Акэни заступили мне дорогу в трех шагах от валги-цай. Она долго щурила веки и хрипло принюхивалась, затем едва слышно выдохнула приказ. Акэни подвинулись. Я споткнулась, чуть носом не уткнулась в сухую траву. Меня довольно бережно поймали хвостами, обмотали по рукам-ногам. Подтащили вплотную к цай.
Хвост у старухи совсем облезлый. Надеюсь, это повышает чувствительность. Намотался мне на лоб… теперь главное — думать внятно и не щелкать зубами. Я думаю, не утаиваю ничего. Показала, как дрались Кузя и атаман, как Май танцевал с черным степным одинцом… Рассказала о встрече с малышней, о том, как «дядя Дима» хотел убить их и меня тоже. Попыталась представить тень Пса, выразив свое смятение и непонимание: он мертв, почему же я увидела его? И еще я громко подумала благодарность: я ничего не сделала для Пса, однако он явился из-за порога смерти и встал над нами, защитил. Наконец, я отдала целиком своё болезненное и горькое любопытство: что мы натворили тогда, в Ночи, пока вслепую старались угасить злые голоса ведьм?
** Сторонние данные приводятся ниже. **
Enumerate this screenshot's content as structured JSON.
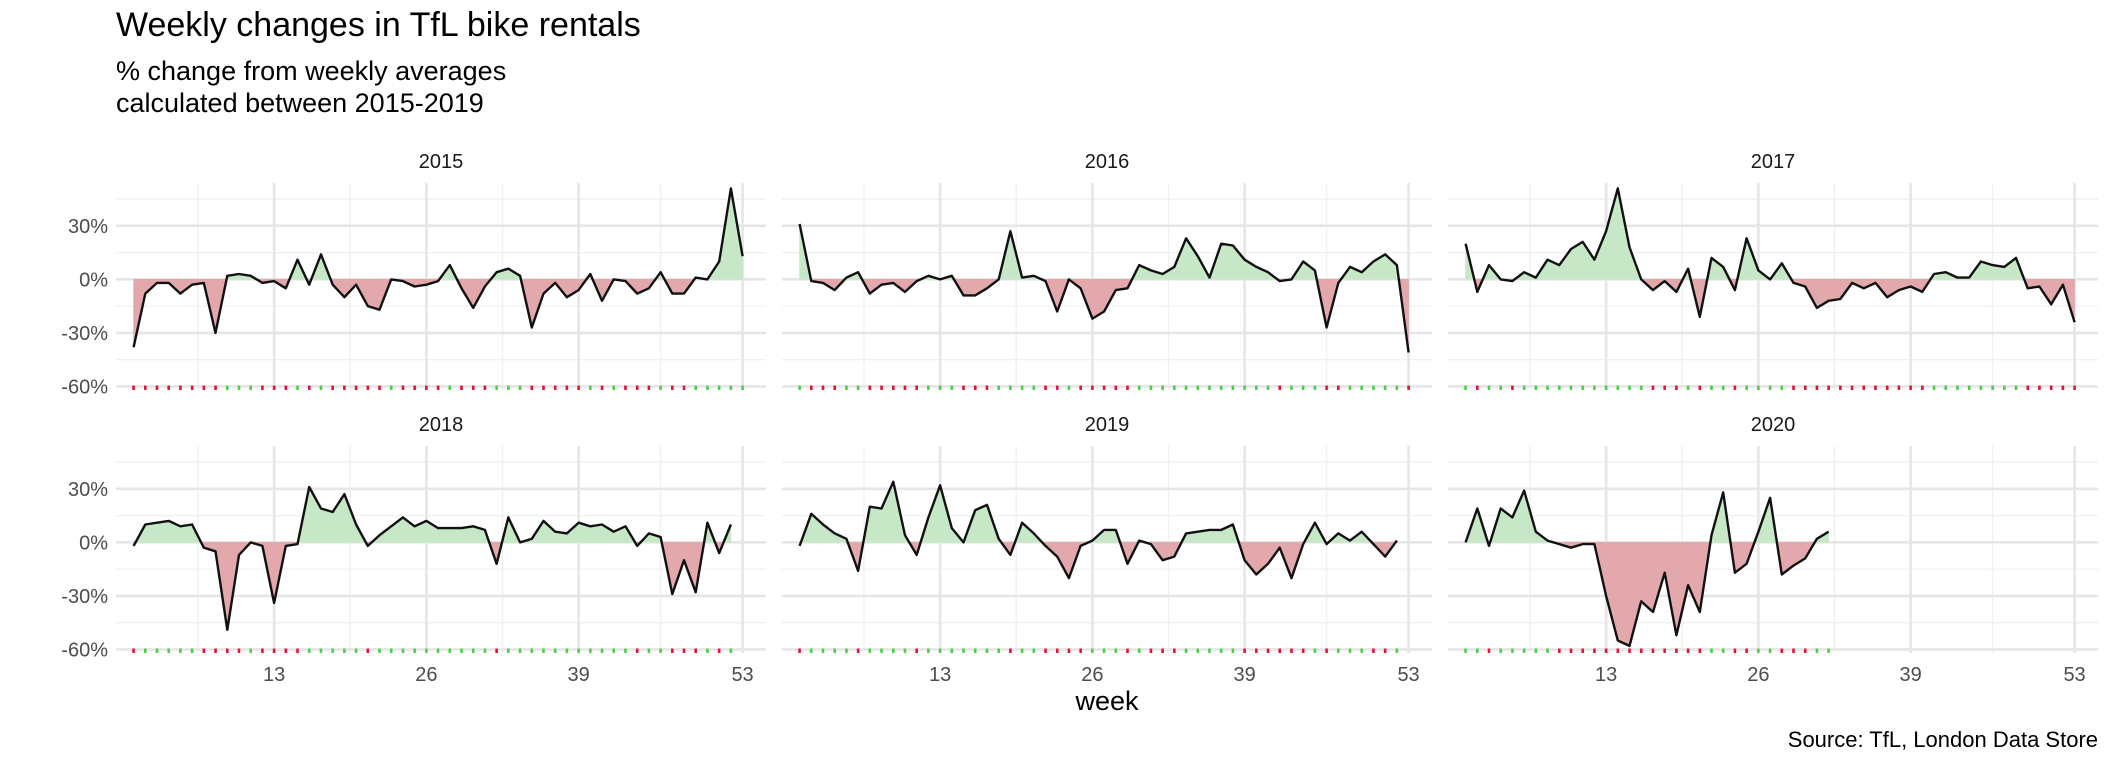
{
  "title": "Weekly changes in TfL bike rentals",
  "subtitle_line1": "% change from weekly averages",
  "subtitle_line2": "calculated between 2015-2019",
  "caption": "Source: TfL, London Data Store",
  "colors": {
    "positive": "#c6e8c6",
    "negative": "#e2a8ab",
    "line": "#111111",
    "tick_positive": "#4dcf4d",
    "tick_negative": "#e8123a"
  },
  "chart_data": {
    "type": "area",
    "xlabel": "week",
    "ylabel": "",
    "x_ticks": [
      13,
      26,
      39,
      53
    ],
    "x_tick_labels": [
      "13",
      "26",
      "39",
      "53"
    ],
    "y_ticks": [
      -0.6,
      -0.3,
      0,
      0.3
    ],
    "y_tick_labels": [
      "-60%",
      "-30%",
      "0%",
      "30%"
    ],
    "xlim": [
      -0.5,
      55
    ],
    "ylim": [
      -0.62,
      0.54
    ],
    "grid": true,
    "layout": "2 rows x 3 columns",
    "panels": [
      {
        "name": "2015",
        "values": [
          -0.38,
          -0.08,
          -0.02,
          -0.02,
          -0.08,
          -0.03,
          -0.02,
          -0.3,
          0.02,
          0.03,
          0.02,
          -0.02,
          -0.01,
          -0.05,
          0.11,
          -0.03,
          0.14,
          -0.03,
          -0.1,
          -0.03,
          -0.15,
          -0.17,
          0.0,
          -0.01,
          -0.04,
          -0.03,
          -0.01,
          0.08,
          -0.05,
          -0.16,
          -0.04,
          0.04,
          0.06,
          0.02,
          -0.27,
          -0.08,
          -0.02,
          -0.1,
          -0.06,
          0.03,
          -0.12,
          0.0,
          -0.01,
          -0.08,
          -0.05,
          0.04,
          -0.08,
          -0.08,
          0.01,
          0.0,
          0.1,
          0.51,
          0.13
        ]
      },
      {
        "name": "2016",
        "values": [
          0.31,
          -0.01,
          -0.02,
          -0.06,
          0.01,
          0.04,
          -0.08,
          -0.03,
          -0.02,
          -0.07,
          -0.01,
          0.02,
          0.0,
          0.02,
          -0.09,
          -0.09,
          -0.05,
          0.0,
          0.27,
          0.01,
          0.02,
          -0.01,
          -0.18,
          0.0,
          -0.05,
          -0.22,
          -0.18,
          -0.06,
          -0.05,
          0.08,
          0.05,
          0.03,
          0.07,
          0.23,
          0.13,
          0.01,
          0.2,
          0.19,
          0.11,
          0.07,
          0.04,
          -0.01,
          0.0,
          0.1,
          0.05,
          -0.27,
          -0.02,
          0.07,
          0.04,
          0.1,
          0.14,
          0.08,
          -0.41
        ]
      },
      {
        "name": "2017",
        "values": [
          0.2,
          -0.07,
          0.08,
          0.0,
          -0.01,
          0.04,
          0.01,
          0.11,
          0.08,
          0.17,
          0.21,
          0.11,
          0.27,
          0.51,
          0.18,
          0.0,
          -0.06,
          -0.01,
          -0.07,
          0.06,
          -0.21,
          0.12,
          0.07,
          -0.06,
          0.23,
          0.05,
          0.0,
          0.09,
          -0.02,
          -0.04,
          -0.16,
          -0.12,
          -0.11,
          -0.02,
          -0.05,
          -0.02,
          -0.1,
          -0.06,
          -0.04,
          -0.07,
          0.03,
          0.04,
          0.01,
          0.01,
          0.1,
          0.08,
          0.07,
          0.12,
          -0.05,
          -0.04,
          -0.14,
          -0.03,
          -0.24
        ]
      },
      {
        "name": "2018",
        "values": [
          -0.02,
          0.1,
          0.11,
          0.12,
          0.09,
          0.1,
          -0.03,
          -0.05,
          -0.49,
          -0.07,
          0.0,
          -0.02,
          -0.34,
          -0.02,
          -0.01,
          0.31,
          0.19,
          0.17,
          0.27,
          0.1,
          -0.02,
          0.04,
          0.09,
          0.14,
          0.09,
          0.12,
          0.08,
          0.08,
          0.08,
          0.09,
          0.07,
          -0.12,
          0.14,
          0.0,
          0.02,
          0.12,
          0.06,
          0.05,
          0.11,
          0.09,
          0.1,
          0.06,
          0.09,
          -0.02,
          0.05,
          0.03,
          -0.29,
          -0.1,
          -0.28,
          0.11,
          -0.06,
          0.1
        ]
      },
      {
        "name": "2019",
        "values": [
          -0.02,
          0.16,
          0.1,
          0.05,
          0.02,
          -0.16,
          0.2,
          0.19,
          0.34,
          0.04,
          -0.07,
          0.14,
          0.32,
          0.08,
          0.0,
          0.18,
          0.21,
          0.02,
          -0.07,
          0.11,
          0.05,
          -0.02,
          -0.08,
          -0.2,
          -0.02,
          0.01,
          0.07,
          0.07,
          -0.12,
          0.01,
          -0.01,
          -0.1,
          -0.08,
          0.05,
          0.06,
          0.07,
          0.07,
          0.1,
          -0.1,
          -0.18,
          -0.12,
          -0.03,
          -0.2,
          -0.01,
          0.11,
          -0.01,
          0.05,
          0.01,
          0.06,
          -0.01,
          -0.08,
          0.01
        ]
      },
      {
        "name": "2020",
        "values": [
          0.0,
          0.19,
          -0.02,
          0.19,
          0.14,
          0.29,
          0.06,
          0.01,
          -0.01,
          -0.03,
          -0.01,
          -0.01,
          -0.3,
          -0.55,
          -0.58,
          -0.33,
          -0.39,
          -0.17,
          -0.52,
          -0.24,
          -0.39,
          0.04,
          0.28,
          -0.17,
          -0.12,
          0.06,
          0.25,
          -0.18,
          -0.13,
          -0.09,
          0.02,
          0.06
        ]
      }
    ]
  }
}
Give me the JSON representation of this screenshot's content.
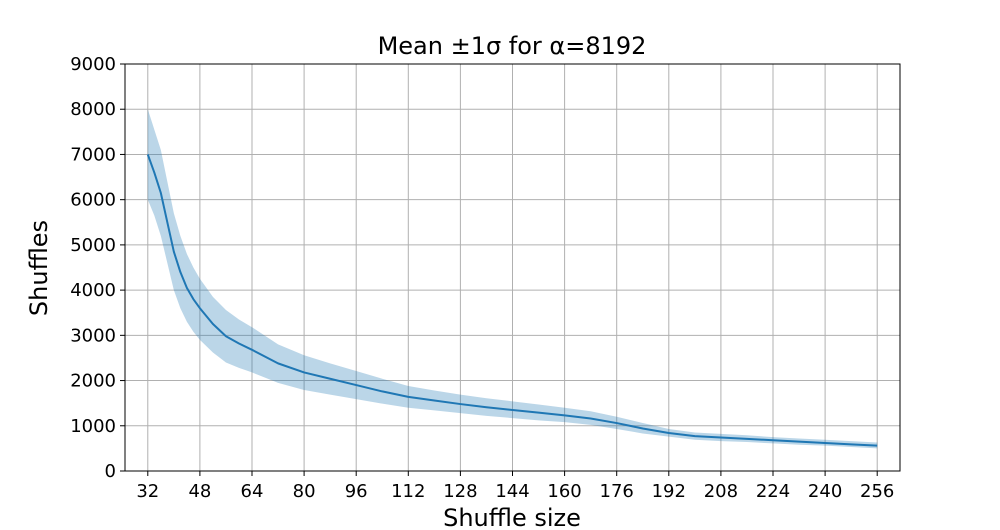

Старуха-цай внимала молча. Я не могла уловить и малой тени её впечатлений о моём рассказе. Словно говорила с непроницаемой стеной, глотающей свет и звук. Так было, пока я не иссякла, пока не отдала мысли и картинки до последней. Сознание сползало во мрак, и он душил меня, губил…
— Йях!
Шершавый язык содрал тьму с кожи на черепе и заодно из сознания под черепом. Ослепительно-белые зубы Кузеньки засияли улыбкой, сразу вернув меня в яркий и жаркий день.
— Привет, синеглазенький. Соскучилась, — от избытка впечатлений я попробовала придушить Кузю. Он, конечно, не заметил. — Ого! Ну ты и вырос…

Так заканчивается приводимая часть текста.